Some are claiming the country is embarking on a course that will cut itself off from the internet. To international policy experts however, Rousseff’s proposals offer a more open and comprehensive discussion of issues that have been quietly brewing in the internet community.
“The hope that Brazil has is that the measures would curb the control the US has in terms of infrastructure and that maybe it will be a pressure for the United States to change its practices that came to knowledge after the Snowden leak,” said Marilia Maciel, a researcher who works on Internet security policy at Brazil’s Fundacao Getulio Vargas.
To do this, Rousseff proposed a set of ambitious, and controversial, measures that include: constructing submarine cables that do not route through the US, building internet exchange points in Brazil, creating an encrypted email service through the state postal service and having Facebook, Google and other companies store data by Brazilians on servers in Brazil.
“I think that there is a feeling that the US has always had a prominent role in internet governance and they want to change that,” Maciel said. “The conversation is under way, and it became prominent last year at Dubai.”
It’s the conversation at the World Conference on International Telecommunications (WCIT) Dubai that has internet executives offering alarmist warnings about a balkanized internet that suppresses online freedom.

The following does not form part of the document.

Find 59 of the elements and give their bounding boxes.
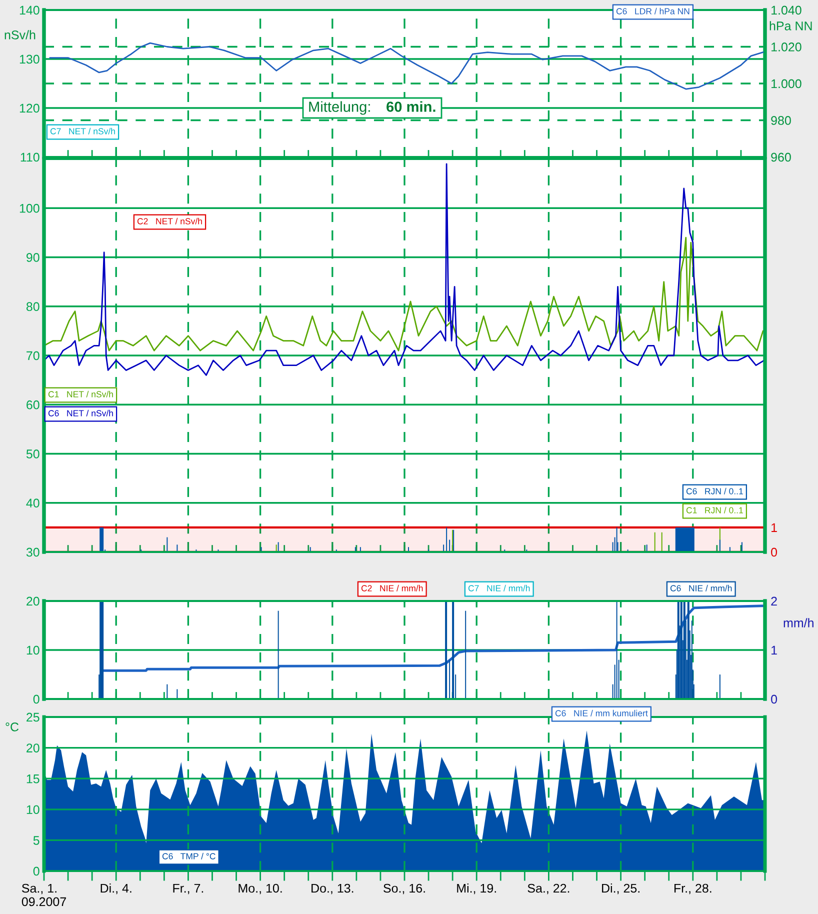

There, Russia and China explicitly stated their hopes to take control of the internet away from the US.
At a discussion in New York last week, Google executive chairman Eric Schmidt said he was more concerned about a balkanized internet than NSA surveillance and government spying.
The real danger [from] the publicity about all of this is that other countries will begin to put very serious encryption – we use the term ‘balkanization’ in general – to essentially split the internet and that the internet’s going to be much more country specific,” Schmidt said. “That would be a very bad thing, it would really break the way the internet works, and I think that’s what I worry about.”